Clostridial spores are ubiquitous in the soil, on human skin, and in the gastrointestinal tracts of humans and animals. Thus, the causative agents of clostridial wound infections are not environmentally restricted. Even operating theaters can be habitats for infecting clostridial organisms and spores. The incidence of clostridial wound infections has declined with the advance of prompt, adequate medical treatment. Historically, war casualties have had the greatest incidence of gas gangrene; however, the prompt evacuation and medical attention given United States casualties in the Vietnam war greatly decreased the incidence of gas gangrene in these soldiers, emphasizing the importance of prompt medical treatment.
Diagnosis of clostridial wound infections is based on clinical symptoms coupled with Gram stains and bacterial culture of clinical specimens. Gas gangrene, once initiated, may spread and cause death within hours. By the time the typical lesions of gas gangrene are evident, the disease usually is firmly established and the physician must treat the patient on a clinical basis without waiting for laboratory confirmation. Characteristic lesions and the presence of large numbers of Gram-positive bacilli (with or without spores) in a wound exudate provide strong presumptive evidence. In contrast to tissue infections caused by Staphylococcus aureus, there is typically an absence of polymorphonuclear leukocytes at the site of infection, likely due to the presence of clostridial toxins. Spores are rare in cultures of C perfringens, the most common etiologic agent of these diseases. A commonly used laboratory test for presumptive identification of C perfringens is the Nagler reaction which detects the presence of alpha-toxin (phospholipase-C), one of the most prominent toxins produced by C perfringens. However, several other species of clostridia also have a positive Nagler reaction, and thus this test is not entirely specific for C perfringens.

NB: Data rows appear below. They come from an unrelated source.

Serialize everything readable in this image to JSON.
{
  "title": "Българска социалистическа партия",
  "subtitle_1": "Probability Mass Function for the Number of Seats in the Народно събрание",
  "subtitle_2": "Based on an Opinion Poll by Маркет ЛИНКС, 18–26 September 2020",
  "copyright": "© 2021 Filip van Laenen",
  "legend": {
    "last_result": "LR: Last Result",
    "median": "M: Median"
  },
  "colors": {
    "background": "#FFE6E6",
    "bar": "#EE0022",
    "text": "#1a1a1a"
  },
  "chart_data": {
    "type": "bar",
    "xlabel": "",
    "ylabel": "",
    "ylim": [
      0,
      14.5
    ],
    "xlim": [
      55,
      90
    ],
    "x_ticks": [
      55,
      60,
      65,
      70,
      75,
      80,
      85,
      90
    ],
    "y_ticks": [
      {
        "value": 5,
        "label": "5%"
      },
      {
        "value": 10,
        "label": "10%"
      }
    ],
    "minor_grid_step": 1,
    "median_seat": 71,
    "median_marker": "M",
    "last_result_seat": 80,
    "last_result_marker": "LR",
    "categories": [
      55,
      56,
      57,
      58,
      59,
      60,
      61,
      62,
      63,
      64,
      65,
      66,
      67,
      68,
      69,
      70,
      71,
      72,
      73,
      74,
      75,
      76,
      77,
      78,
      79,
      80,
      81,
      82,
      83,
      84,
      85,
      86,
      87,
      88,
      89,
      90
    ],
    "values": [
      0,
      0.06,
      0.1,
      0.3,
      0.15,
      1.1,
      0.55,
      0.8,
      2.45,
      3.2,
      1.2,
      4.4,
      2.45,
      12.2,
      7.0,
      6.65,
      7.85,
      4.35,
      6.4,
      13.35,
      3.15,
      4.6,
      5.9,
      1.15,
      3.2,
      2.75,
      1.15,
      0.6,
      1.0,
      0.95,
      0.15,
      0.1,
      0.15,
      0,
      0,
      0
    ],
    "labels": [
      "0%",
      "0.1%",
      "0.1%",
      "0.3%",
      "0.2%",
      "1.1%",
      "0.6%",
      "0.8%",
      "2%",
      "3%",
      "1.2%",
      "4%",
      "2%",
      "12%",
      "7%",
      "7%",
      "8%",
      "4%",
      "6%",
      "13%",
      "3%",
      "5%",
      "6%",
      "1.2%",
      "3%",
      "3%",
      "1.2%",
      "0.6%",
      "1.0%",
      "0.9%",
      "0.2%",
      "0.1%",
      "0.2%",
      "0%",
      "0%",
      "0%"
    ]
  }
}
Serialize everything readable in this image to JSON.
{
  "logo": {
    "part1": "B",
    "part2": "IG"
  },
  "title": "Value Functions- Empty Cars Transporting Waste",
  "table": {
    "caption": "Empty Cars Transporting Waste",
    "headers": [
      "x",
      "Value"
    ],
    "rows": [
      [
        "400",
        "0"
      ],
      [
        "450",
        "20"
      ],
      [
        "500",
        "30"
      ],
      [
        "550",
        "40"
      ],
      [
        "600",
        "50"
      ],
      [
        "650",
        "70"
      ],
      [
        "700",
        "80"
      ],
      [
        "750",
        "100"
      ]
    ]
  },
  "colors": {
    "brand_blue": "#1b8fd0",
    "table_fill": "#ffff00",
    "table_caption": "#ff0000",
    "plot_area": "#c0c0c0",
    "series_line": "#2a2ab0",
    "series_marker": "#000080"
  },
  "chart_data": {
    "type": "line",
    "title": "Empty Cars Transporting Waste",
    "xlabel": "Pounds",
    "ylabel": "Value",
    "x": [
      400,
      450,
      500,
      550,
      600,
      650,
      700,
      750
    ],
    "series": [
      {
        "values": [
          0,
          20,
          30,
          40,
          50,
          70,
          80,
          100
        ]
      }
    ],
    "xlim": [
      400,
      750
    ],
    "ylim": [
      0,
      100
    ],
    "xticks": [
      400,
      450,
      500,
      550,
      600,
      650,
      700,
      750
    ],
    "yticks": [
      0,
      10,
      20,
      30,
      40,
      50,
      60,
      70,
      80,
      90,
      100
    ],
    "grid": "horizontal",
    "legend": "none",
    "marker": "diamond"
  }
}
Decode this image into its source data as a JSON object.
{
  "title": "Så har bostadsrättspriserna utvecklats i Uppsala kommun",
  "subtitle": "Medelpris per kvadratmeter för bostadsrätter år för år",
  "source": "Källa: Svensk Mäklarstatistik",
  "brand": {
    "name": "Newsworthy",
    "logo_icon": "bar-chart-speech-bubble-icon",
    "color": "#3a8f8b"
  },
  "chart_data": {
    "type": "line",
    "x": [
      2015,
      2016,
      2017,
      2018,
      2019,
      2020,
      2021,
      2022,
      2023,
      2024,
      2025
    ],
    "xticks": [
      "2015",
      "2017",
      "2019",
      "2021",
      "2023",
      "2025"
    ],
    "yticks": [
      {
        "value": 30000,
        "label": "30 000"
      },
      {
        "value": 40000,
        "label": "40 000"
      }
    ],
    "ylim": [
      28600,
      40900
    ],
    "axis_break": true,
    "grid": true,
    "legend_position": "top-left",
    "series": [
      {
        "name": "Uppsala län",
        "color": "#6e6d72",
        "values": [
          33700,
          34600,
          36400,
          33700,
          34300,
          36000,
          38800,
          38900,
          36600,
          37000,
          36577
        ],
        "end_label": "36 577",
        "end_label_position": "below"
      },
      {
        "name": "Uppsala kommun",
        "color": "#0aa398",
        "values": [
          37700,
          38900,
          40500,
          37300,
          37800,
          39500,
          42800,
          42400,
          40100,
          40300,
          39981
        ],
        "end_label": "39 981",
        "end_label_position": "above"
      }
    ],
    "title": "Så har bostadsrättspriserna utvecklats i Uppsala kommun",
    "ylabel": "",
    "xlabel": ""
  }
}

Discussion of the differential diagnosis of clostridial wound infections appropriately includes streptococcal myositis, as this disease can be characterized by an edematous, necrotizing, often gaseous lesion. Like anaerobic cellulitis and superficial contamination with clostridia, streptococcal myositis is a relatively localized disease, but its later stages may include some systemic toxicity that mimics the toxemia of gas gangrene.
Correction of the anaerobic conditions combined with antibiotic treatment form the basis for therapy. Penicillin is the drug of choice for all clostridial wound infections; chloramphenicol is a second-choice antibiotic. Successful treatment of the less severe forms of clostridial wound infections includes local debridement and antibiotic therapy; after these measures are taken, patient recovery usually proceeds along a steady, positive course. Treatment of gas gangrene includes radical surgical debridement coupled with high doses of antibiotics. Blood transfusions and supportive therapy for shock and renal failure also may be indicated.
The usefulness of gas gangrene antitoxin is currently a disputed matter. Some physicians maintain that the efficacy of this polyvalent antitoxin has been proved in the past, but better medical care now may have eliminated the need for its use. Others believe that because of insufficient data, antitoxin should be administered systemically as early as possible after diagnosis, and that the antitoxin should be injected locally into tissue that cannot be excised.
Obviously, prevention of wound contamination is the single most important factor in controlling clostridial wound infections. In the past, immunization has been considered a possible preventive measure for gas gangrene; however, several factors have discouraged the use of active immunization, including difficulty in preparing a suitable antigenic toxoid, availability of prompt wound treatment, and accessibility of effective therapeutic agents.